Pension fund manager backs infrastructure debt fund with £220m investment

LGPS Central has made a £220m investment in a UK inflation-linked infrastructure debt fund, with more than £30m to be directed towards Midlands hospitals work.

The Macquarie Inflation-Linked Income (MILI) Fund is targeted at UK pension schemes seeking debt investments to match their long-dated inflation-linked liabilities.

More than £30m of funds will be used to fuel three Midlands development projects at hospitals in Telford (admin hub including café and convenience store), Warwick (main entrance and retail hub), and Derby (multi-storey car park).
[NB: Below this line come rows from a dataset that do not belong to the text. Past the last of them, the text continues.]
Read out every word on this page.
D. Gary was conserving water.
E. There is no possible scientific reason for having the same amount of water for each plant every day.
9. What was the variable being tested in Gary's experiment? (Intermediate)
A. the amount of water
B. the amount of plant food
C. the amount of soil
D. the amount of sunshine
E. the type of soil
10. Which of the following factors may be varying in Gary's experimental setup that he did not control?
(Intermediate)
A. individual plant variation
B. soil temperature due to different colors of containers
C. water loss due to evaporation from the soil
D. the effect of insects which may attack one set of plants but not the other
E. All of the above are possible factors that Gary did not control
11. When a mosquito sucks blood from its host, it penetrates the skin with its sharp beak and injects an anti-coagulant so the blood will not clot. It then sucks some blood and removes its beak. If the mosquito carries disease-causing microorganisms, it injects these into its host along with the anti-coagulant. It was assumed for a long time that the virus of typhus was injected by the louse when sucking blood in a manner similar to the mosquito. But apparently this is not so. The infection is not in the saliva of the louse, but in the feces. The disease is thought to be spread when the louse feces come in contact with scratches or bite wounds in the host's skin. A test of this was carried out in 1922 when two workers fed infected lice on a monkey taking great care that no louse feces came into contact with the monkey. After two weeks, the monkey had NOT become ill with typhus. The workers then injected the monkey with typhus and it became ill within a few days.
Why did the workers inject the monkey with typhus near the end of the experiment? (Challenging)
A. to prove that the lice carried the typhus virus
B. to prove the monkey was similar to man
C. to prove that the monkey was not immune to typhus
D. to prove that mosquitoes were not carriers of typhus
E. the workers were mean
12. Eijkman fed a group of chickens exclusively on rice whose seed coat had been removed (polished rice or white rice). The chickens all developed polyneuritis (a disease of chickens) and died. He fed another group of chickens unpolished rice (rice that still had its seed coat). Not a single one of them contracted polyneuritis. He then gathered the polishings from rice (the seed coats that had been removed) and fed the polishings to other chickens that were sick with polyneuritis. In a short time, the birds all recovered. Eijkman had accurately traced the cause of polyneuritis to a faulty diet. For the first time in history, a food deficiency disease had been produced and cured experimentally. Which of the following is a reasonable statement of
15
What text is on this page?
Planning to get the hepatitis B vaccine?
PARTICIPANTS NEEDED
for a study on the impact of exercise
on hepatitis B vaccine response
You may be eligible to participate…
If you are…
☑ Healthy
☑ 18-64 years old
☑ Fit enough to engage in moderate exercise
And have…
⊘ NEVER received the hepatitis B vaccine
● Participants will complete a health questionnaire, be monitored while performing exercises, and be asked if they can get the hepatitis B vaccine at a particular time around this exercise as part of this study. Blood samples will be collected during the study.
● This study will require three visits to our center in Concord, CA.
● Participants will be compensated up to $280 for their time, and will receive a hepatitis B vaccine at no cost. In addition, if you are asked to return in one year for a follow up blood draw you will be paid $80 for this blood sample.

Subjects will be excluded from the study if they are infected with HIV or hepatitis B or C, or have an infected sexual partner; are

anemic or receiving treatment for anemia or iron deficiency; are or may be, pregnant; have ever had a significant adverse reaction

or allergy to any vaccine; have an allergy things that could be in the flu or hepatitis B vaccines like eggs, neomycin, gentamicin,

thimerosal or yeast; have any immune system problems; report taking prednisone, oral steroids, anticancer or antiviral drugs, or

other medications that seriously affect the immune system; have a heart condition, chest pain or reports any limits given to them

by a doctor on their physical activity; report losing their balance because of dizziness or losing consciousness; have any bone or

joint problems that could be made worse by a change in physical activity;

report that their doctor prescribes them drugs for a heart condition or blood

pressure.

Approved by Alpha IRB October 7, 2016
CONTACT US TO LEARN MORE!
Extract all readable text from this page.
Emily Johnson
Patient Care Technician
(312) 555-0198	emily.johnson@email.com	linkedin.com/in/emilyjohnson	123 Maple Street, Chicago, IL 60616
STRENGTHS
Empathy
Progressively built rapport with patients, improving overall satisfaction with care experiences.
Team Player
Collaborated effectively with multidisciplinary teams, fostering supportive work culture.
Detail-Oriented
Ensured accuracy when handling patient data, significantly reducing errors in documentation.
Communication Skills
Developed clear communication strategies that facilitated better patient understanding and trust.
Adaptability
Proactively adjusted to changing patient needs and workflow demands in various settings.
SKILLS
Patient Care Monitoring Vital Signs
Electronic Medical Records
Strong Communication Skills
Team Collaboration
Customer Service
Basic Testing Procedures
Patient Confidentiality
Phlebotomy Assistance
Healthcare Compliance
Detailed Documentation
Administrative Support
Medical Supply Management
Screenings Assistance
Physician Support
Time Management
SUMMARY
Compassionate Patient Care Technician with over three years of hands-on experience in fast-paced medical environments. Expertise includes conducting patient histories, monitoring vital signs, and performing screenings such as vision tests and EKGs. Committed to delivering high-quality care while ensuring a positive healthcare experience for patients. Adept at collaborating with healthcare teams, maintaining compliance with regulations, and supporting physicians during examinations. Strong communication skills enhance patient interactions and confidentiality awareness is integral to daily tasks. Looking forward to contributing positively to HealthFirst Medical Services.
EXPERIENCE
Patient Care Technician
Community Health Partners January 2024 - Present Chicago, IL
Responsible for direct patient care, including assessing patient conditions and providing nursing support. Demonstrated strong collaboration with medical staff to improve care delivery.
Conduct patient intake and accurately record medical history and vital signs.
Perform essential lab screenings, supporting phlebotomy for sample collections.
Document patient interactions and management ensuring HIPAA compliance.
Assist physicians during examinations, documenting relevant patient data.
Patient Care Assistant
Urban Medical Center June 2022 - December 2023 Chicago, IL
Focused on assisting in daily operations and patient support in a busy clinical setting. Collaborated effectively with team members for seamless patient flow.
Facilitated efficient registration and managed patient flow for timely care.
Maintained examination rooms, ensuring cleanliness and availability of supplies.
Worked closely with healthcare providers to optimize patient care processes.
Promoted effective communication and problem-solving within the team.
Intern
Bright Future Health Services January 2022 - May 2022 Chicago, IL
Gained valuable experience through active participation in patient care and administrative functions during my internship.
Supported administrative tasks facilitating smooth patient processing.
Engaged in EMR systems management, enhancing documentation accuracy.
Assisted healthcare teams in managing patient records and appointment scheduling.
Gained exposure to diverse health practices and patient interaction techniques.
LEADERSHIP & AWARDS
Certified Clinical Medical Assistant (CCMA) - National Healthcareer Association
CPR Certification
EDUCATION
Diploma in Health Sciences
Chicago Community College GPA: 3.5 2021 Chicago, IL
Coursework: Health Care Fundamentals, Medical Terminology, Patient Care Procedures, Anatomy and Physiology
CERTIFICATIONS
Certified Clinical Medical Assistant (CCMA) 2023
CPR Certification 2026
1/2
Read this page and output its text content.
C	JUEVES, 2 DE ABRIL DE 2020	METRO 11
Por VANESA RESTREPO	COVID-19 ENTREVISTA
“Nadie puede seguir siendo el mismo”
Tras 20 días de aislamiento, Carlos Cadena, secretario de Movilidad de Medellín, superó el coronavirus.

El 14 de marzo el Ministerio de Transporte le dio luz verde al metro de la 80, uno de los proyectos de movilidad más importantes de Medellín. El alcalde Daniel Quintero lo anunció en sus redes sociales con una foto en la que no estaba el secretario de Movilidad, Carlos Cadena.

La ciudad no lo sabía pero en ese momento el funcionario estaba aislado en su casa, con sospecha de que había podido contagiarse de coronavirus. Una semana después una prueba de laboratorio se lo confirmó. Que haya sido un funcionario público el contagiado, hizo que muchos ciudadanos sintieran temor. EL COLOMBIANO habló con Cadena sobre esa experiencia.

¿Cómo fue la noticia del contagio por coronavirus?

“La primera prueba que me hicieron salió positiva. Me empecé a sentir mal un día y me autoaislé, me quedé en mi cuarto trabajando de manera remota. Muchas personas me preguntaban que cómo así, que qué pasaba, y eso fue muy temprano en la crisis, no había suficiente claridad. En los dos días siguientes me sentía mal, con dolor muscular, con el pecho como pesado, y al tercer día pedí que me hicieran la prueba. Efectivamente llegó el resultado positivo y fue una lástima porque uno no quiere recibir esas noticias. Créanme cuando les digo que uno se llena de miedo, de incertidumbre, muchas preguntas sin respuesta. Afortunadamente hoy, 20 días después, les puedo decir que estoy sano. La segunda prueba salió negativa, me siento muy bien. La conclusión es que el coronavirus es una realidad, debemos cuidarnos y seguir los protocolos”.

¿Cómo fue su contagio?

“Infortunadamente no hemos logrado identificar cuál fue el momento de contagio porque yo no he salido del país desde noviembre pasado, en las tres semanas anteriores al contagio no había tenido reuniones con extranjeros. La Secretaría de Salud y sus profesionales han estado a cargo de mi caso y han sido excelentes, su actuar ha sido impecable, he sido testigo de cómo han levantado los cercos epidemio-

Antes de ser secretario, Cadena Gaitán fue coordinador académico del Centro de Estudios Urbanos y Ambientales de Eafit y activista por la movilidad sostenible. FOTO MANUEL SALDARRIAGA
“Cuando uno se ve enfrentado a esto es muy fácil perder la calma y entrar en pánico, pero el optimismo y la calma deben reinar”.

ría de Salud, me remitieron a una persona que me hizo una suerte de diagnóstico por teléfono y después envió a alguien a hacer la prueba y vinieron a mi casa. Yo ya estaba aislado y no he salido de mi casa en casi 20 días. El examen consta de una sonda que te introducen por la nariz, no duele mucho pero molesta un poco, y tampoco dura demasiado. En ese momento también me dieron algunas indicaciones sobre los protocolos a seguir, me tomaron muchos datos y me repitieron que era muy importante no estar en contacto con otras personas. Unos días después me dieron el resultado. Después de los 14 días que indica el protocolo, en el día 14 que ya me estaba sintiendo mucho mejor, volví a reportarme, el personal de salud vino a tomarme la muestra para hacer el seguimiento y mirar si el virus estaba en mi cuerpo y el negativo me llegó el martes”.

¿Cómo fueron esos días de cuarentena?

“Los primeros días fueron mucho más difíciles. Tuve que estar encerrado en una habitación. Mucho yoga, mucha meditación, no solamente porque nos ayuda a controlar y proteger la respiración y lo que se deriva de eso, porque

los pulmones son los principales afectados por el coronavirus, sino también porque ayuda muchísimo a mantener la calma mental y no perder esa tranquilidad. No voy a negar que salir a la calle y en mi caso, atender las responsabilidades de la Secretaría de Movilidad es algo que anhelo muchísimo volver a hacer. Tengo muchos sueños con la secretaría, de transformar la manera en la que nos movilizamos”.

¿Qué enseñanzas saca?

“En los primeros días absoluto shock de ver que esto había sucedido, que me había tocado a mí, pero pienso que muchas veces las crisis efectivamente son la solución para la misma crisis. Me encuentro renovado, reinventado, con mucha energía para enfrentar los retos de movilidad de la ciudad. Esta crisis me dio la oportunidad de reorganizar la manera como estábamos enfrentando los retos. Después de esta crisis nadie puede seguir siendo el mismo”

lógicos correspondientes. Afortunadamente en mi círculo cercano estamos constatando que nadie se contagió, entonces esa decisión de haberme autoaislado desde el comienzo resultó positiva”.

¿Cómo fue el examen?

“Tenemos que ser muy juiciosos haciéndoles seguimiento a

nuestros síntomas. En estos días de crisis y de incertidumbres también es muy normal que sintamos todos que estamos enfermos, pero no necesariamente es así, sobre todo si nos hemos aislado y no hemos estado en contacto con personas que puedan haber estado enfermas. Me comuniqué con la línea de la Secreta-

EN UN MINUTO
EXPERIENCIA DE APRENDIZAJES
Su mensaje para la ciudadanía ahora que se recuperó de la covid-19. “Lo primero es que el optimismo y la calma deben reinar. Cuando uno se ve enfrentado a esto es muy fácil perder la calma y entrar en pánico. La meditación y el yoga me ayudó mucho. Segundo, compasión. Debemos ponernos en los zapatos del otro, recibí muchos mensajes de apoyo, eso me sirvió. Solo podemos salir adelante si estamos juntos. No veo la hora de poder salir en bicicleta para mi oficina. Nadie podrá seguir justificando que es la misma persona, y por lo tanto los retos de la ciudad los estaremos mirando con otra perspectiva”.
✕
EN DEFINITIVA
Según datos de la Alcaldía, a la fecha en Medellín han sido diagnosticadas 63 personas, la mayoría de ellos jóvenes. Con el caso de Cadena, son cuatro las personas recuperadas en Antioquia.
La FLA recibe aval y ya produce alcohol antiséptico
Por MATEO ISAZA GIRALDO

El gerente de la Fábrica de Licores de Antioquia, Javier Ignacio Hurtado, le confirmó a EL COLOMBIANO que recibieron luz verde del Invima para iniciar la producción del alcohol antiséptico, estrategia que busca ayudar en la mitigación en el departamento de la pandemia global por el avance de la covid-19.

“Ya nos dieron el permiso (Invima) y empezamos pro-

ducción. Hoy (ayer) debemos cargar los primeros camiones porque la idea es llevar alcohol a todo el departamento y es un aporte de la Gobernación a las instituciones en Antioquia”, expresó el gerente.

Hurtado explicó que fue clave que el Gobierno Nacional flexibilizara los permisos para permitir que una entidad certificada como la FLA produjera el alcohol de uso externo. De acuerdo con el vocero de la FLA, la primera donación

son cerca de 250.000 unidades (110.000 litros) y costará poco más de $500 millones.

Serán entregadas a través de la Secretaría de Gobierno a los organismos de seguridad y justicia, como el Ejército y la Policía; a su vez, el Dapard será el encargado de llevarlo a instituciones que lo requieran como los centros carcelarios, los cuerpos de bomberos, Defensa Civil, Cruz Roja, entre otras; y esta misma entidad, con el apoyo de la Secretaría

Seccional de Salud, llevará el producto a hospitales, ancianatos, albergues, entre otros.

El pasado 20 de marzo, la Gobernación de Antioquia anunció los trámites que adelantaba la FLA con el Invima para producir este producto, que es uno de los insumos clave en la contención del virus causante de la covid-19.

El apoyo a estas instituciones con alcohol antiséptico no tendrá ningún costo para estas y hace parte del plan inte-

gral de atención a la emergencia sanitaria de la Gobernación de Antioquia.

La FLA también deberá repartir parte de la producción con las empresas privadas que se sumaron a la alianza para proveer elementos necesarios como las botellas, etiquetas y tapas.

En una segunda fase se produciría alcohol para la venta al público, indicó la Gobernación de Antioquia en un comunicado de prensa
LGPS Central – the £56bn asset manager for eight local authority pension funds across the Midlands says the significant infrastructure debt opportunities drove its decision to invest in the MILI Fund alongside a strong pipeline of inflation-linked lending. It says there’s been a demand for this type of lending which also delivers societal and environmental benefits for the UK.

Partner Funds involved in this landmark investment include the West Midlands Pension Fund and Cheshire Pension Fund.

Nadeem Hussain, head of private markets at LGPS Central, said: “This investment in the MILI Fund is an encouraging step forward in further diversification in our private market strategy. Investing in sub-sectors such as healthcare infrastructure contributes to wider social benefit, whilst maintaining the paramountcy of our fiduciary duty. We are particularly pleased with the local significance of the initial investments, underscoring our commitment to our community at Central.”

Photo shows: Andrew McClean (LGPS Central), Stefanie Herpel (Macquarie Asset Management), Marc Hastings (Noviniti – developer), Dillon Anderiesz (Macquarie Asset Management); and Nadeem Hussain (LGPS Central) outside Princess Royal Hospital in Telford.